While many trail running shoes are equipped to deal with variable conditions, few of them cope with black ice or other forms of slippery surfaces. The fresh snow can hide a lot of trail dangers so a traction device is of great importance.

Dress for success.

Don't be silly, start chilly! Running the snow-covered trails can be a blast but not if your body temperature is out of control. There are a few key strategies to stay warm while running in winter and they don't require you to spend much money.

Block the wind! You'll want to use a wind-blocking layer as your outermost layer. This accomplishes both stopping the frigid wind from chilling you to the bone but also keeps your body heat in. Relying on your body heat will allow you to stay comfortable no matter how cold it gets.

We love a thin merino wool baselayer as our next-to-skin garment, followed by a heavier wool layer, and then a vest. Our favorite winter running layers are from Tracksmith and Rabbit As referenced in our Winter Layering Guide (you'll have to sign up for our newsletter to access this), your layering strategy is key to staying comfortable throughout winter.

running in snow and ice requires special preparations

Shorten your stride.

Watch for black ice and other obstacles by shortening your stride and increasing your cadence. This style of running can help you scan far ahead for any obstacles while allowing you greater maneuverability. Shortening your stride also helps to keep your heart rate in check. Sweat is the enemy when the mercury plummets so it's a good idea to keep a close watch (no pun intended) on your heart rate and sweat levels.

Hydrate.

Winter hydration is the Achilles heel of many athletes. During periods of hard exercise in the cold you may not feel the same thirst that you feel during the summer. Hydration plays the same key role in running in winter as it does in summer so you may need to force water down during your runs.

Sweat levels will change from winter to summer so you will want a different hydration strategy. Here at Cold Case Gear HQ we tend to use less electrolyte replacement during the colder months because we lose much less sweat in winter as opposed to summer.

Protect your digits.

Nothing ruins a winter run faster than cold toes or fingers. Every body is going to be different here so take our recommendations with a grain of salt. Protecting your hands from the freezing cold is no small chore.

We normally piece mittens over gloves because mittens just are warming. By keeping all your fingers in close proximity you can take advantage of your own body heat. Otherwise, your fingers are left isolated out in the cold. Our favorite pair of gloves are from Tracksmith and they are a 2-1 mitten and glove combo.

As for our little piggies nothing beats a good pair of wool socks and some Gore-Tex shoes. During the summer Gore-Tex shoes become too hot to run in because they sacrifice breathability for waterproofness. In the winter, this trade-off becomes less desirable. This combination has kept your author warm for runs in excess of three hours in temps down to -5 degrees Fahrenheit.

You're gonna need a bigger vest.

Trail running vests are amazing and they come in all shapes and sizes. For running in snow and ice I'd steer you towards a running vest with a volume in excess of 12 liters. If you are new to running in snow and ice or running in the cold in general you are likely to go through a lot of trial and error when it comes to finding the clothing that works best for you.
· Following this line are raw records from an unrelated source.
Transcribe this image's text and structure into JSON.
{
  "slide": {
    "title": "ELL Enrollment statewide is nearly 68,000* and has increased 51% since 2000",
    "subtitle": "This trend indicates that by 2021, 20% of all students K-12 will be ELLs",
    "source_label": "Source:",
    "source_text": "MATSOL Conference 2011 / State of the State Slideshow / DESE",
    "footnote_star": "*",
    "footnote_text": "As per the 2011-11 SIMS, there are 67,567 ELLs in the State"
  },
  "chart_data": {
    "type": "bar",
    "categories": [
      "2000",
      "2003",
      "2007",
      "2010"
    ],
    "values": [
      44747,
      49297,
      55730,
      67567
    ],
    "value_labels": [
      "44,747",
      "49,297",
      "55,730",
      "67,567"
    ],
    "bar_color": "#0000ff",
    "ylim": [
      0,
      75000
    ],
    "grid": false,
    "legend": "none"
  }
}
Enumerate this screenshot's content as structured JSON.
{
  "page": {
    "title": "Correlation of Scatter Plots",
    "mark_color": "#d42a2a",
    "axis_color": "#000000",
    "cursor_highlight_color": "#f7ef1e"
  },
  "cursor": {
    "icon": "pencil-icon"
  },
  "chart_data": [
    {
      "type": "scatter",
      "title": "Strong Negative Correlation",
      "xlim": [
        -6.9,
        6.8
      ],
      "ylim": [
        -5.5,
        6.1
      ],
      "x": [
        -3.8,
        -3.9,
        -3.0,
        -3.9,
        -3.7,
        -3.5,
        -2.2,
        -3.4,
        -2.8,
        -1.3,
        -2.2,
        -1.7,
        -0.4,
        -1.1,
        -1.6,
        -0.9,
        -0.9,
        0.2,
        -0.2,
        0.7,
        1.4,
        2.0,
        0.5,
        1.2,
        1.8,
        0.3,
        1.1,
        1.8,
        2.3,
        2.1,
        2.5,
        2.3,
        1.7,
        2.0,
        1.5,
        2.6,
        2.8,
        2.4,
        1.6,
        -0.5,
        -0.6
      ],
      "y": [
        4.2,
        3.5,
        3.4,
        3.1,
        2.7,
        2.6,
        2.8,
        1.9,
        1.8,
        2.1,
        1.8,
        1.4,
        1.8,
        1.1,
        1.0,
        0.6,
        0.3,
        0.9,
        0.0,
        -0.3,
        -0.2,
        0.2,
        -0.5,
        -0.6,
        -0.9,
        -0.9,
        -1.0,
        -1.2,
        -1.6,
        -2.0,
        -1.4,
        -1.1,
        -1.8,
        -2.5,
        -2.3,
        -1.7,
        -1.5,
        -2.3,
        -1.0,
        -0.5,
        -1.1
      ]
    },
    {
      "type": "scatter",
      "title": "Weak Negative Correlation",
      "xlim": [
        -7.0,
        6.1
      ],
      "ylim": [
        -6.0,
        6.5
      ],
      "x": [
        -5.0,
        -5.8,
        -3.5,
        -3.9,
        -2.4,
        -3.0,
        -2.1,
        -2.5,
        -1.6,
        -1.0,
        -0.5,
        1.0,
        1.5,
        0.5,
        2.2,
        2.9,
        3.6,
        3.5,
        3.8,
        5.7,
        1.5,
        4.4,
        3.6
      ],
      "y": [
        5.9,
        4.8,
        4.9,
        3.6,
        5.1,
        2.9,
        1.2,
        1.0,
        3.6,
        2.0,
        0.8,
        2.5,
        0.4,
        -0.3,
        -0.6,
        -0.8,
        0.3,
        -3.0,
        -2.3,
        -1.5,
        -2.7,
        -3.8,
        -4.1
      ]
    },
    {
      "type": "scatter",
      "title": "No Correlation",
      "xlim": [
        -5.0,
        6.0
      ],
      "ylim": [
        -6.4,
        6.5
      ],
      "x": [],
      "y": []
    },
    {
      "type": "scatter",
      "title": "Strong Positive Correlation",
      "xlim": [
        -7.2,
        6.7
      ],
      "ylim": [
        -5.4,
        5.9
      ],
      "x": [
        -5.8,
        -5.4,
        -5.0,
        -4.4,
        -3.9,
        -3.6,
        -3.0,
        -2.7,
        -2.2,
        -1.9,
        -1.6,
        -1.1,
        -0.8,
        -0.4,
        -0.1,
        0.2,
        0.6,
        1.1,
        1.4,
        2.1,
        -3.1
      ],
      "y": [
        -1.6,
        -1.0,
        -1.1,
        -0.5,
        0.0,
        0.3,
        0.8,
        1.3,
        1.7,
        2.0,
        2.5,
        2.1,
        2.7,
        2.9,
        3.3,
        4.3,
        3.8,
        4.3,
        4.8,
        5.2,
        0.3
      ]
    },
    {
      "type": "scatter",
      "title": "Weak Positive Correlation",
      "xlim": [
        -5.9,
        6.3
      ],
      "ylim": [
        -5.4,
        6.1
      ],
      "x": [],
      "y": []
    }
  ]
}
A larger running vest allows you to store your extra layers with ease for when you either need to put them on or strip them off. When I embark on a cold run I tend to bring at least a down jacket and some larger gloves with me.

The down jacket adds a ton of extra warmth for when I'm either standing still or perhaps I've run a bit harder than I planned and now I have to walk back to the car because I'm bonked. You will find that staying warm while running in snow and cold requires a lot less clothing than just standing still in the cold. You don't want to be in a situation where you're dressed for running in the cold, but you can't run. You'll chill to the bone.

The extra gloves are great for the same reason. If I'm unable to move with enough speed to generate the requisite heat, I'll need to toss on the extra gloves.